Dans ces moments-là, mes difficultés peuvent devenir plus marquées : pertes de moyens, confusion, ralentissement, difficultés à comprendre ou à restituer des informations, oublis, erreurs involontaires, fatigue intense ou impossibilité de fonctionner normalement.

Concrètement, il peut m’arriver :

d’avoir des brouillards cognitifs importants associés, ou des moments de désorientation avec des difficultés à me déplacer, parler, interagir ;

d’avoir des difficultés d’élocution ou de chercher mes mots ;

de mélanger certaines informations ou certains termes ;

de ressentir des vertiges et une fatigue extrême pouvant parfois rendre les déplacements ou la présence physique au travail impossible et une limitation des activités quotidiennes et professionnelles ;

d’avoir des lenteurs de compréhension ou de traitement de l’information ;

de rencontrer des incompréhensions lorsque plusieurs sujets sont abordés en même temps;

de penser avoir effectué certaines tâches alors qu’elles ne l’ont pas été ;

à l’inverse, de réaliser certaines actions sans en garder un souvenir clair ;

d’avoir des oublis, des absences, perte de mémoire;

de me questionner subitement sur une info que je connais depuis toujours (une orthographe, une adresse, un numéro de CB) et me retrouver face a un vide abyssal ;

de ressentir une hypersomnolence diurne, et de grandes difficultés à me lever le matin ;

d’avoir des troubles sensoriels importants, notamment :

une hypersensibilité à la lumière artificielle (d’où le port de lunettes teintées) ;

une intolérance aux variations thermiques (chauffage, climatisation) ;

une sensibilité au bruit (hyperacoustie aux sons electroniques);

des douleurs musculaires et articulaires diffuses, des courbatures comme si j’avais la grippe, perte de tonus musculaire

corps grippé, douloureux, raide ; courbatures, raideurs dans les jambes très invalidantes

de me sentir comme emmurée dans mon corps, morte-vivante, zombie, sensation d’être dans un monde parallèle

alternance insomnies, hypersomnies, sommeil non réparateur, difficultés au réveil

tension très basse (entre 8.5 et 9.6)

conséquences :

mode survie, repli total sur moi, vie monacale, confinée

deuil de ma vie d’avant

alternance espoir/déception quand je ressens un mieux suivi d’un nouvel effondrement/crash

perte de vie sociale, amicale, sentimentale – solitude extrême

difficultés à me déplacer : marcher ; je ne conduis plus, ni vélo

parfois je ne peux même pas lire ni écouter de la musique

j’évite le téléphone, les conversations, certaines personnes qui me « pompent »

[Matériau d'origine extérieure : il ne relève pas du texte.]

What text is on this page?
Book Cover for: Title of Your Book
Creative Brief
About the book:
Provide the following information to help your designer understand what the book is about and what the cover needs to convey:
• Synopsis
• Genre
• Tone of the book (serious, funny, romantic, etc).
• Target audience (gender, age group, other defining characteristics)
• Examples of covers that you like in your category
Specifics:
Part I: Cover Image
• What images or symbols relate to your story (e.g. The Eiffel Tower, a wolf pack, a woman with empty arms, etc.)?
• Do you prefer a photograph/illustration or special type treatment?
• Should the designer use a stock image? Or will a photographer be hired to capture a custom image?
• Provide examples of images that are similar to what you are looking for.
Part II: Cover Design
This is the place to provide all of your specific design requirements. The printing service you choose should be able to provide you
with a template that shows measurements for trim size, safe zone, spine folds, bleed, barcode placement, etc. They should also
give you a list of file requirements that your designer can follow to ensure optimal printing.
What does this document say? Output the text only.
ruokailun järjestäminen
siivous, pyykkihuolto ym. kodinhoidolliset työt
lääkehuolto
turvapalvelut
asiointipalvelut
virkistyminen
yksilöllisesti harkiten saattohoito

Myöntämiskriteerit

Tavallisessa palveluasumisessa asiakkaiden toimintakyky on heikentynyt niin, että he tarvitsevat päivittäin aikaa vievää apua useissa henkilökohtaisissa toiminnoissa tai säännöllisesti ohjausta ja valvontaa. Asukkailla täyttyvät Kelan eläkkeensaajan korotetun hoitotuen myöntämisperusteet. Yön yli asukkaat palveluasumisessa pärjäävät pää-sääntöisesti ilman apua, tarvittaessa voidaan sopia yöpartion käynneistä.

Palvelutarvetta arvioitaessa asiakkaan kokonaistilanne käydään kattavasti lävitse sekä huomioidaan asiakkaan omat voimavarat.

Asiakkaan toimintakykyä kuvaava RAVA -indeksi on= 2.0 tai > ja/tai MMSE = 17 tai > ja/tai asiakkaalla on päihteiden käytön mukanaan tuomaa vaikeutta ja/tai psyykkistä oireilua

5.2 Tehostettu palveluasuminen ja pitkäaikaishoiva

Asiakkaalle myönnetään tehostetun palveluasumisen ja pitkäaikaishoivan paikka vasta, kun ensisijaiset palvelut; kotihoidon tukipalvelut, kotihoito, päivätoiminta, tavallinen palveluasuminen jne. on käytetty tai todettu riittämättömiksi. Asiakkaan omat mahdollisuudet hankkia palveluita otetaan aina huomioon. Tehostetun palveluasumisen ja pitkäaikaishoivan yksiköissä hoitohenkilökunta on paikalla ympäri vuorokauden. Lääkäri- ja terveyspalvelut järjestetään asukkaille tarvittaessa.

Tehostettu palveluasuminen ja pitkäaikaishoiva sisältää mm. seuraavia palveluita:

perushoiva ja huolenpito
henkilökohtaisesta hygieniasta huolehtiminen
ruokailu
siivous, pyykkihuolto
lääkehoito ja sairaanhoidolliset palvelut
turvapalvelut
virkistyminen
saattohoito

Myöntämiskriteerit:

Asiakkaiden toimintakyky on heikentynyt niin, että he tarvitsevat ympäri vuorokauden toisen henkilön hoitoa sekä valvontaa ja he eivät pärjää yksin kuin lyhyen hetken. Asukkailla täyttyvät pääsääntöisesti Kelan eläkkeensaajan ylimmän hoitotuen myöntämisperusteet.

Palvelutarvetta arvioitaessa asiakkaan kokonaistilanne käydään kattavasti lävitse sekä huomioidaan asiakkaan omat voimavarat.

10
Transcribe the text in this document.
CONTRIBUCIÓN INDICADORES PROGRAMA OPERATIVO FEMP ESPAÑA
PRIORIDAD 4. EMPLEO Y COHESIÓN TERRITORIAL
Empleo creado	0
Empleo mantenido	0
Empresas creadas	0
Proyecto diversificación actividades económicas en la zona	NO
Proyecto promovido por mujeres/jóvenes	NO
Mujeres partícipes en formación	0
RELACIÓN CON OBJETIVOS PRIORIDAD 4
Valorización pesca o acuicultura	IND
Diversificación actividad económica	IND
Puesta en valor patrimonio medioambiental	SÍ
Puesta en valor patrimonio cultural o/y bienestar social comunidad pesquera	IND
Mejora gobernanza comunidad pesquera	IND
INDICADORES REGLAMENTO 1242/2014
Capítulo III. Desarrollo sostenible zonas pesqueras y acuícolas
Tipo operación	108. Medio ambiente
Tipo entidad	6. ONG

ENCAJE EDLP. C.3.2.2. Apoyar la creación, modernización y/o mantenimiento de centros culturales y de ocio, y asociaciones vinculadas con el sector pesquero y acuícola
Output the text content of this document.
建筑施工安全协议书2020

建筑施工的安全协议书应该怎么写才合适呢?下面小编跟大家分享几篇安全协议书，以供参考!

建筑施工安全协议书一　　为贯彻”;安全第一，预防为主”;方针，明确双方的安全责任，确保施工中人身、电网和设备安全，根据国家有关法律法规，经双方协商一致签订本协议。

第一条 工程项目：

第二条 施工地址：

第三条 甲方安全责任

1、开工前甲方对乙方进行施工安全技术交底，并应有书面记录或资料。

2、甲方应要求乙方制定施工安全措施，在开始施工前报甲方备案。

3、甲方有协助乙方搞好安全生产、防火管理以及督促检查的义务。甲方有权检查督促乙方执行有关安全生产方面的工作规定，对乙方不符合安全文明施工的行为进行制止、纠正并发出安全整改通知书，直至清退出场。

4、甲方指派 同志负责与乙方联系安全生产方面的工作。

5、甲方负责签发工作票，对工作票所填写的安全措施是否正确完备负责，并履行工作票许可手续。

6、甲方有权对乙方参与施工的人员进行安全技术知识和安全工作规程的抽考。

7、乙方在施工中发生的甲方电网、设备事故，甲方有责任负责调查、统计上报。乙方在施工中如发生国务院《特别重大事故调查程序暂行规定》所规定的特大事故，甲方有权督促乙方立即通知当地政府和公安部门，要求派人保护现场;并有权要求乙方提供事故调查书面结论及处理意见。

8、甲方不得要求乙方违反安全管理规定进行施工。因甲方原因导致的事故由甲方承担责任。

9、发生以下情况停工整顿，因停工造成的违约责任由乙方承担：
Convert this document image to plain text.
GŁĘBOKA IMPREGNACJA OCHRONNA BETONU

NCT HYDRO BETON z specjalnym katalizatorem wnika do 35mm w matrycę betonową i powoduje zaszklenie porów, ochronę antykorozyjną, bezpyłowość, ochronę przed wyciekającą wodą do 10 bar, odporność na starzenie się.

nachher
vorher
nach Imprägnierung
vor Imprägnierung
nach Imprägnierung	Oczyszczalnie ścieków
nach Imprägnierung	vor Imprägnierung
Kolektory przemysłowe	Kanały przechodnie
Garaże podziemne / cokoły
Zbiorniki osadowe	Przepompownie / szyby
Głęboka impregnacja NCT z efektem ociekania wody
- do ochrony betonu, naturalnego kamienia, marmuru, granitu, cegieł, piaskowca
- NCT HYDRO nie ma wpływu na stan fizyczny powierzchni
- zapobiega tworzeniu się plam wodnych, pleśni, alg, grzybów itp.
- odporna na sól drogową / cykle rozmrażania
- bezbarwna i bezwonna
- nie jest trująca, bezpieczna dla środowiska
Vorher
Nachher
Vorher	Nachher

non-reconnaissance de ce handicap invisible, incompréhension médicale

angoisse de l’oubli : TOC, peur d’oublier de fermer une fenêtre, de couper les plaques électriques etc.

recherches médicales poussées:

Dr Wetchoko : traitement SAMA – histaminose

Dr Cosserat : hypo-thyroidie, T3 reverse, polymorphismes DIO2, FUT2, MTHFR

Antécédants :

Infections urinaires chroniques, candidose

SIBO, dysbiose, intolérances alimentaires, hyperperméabilité intestinale, SII

Polyarthrite rhumatoïde

Hashimoto

Je vis ma journée comme un téléphone qui a 15-20% de batterie restante et qui doit tenir toute la journée, je compte mes efforts en mode économie d’énergie, en luttant contre l’évanouissement/effondrement complet ou le suraccident ; je reste couchée 22h sur 24 en dehors de mes obligations.

Je me sens dans le corps de quelqu’un qui a 90 ans, j’envie les personnes âgées qui sont plus en forme que moi.

Les premiers symptômes sont apparus en janvier 2006 après mon passage dans l’armée (vax fièvre jaune et fièvre typhoïde) avec perte de poids (amaigrissement) puis amélioration en 2012 avec mise en place d’une hygiène de vie stricte (alimentation hypo inflammatoire, sommeil, routines yoga, prise en charge psy, soins énergétiques etc.) jusqu’à retrouver un niveau de vie « satisfaisant » avec « métro-boulot-dodo » ce qui m’a permis tout de même d’avoir un enfant et de faire illusion bien qu’étant toujours en mode survie, je me concentrais sur l’essentiel, mon travail, puis rechute en janvier 2022 post infection covid.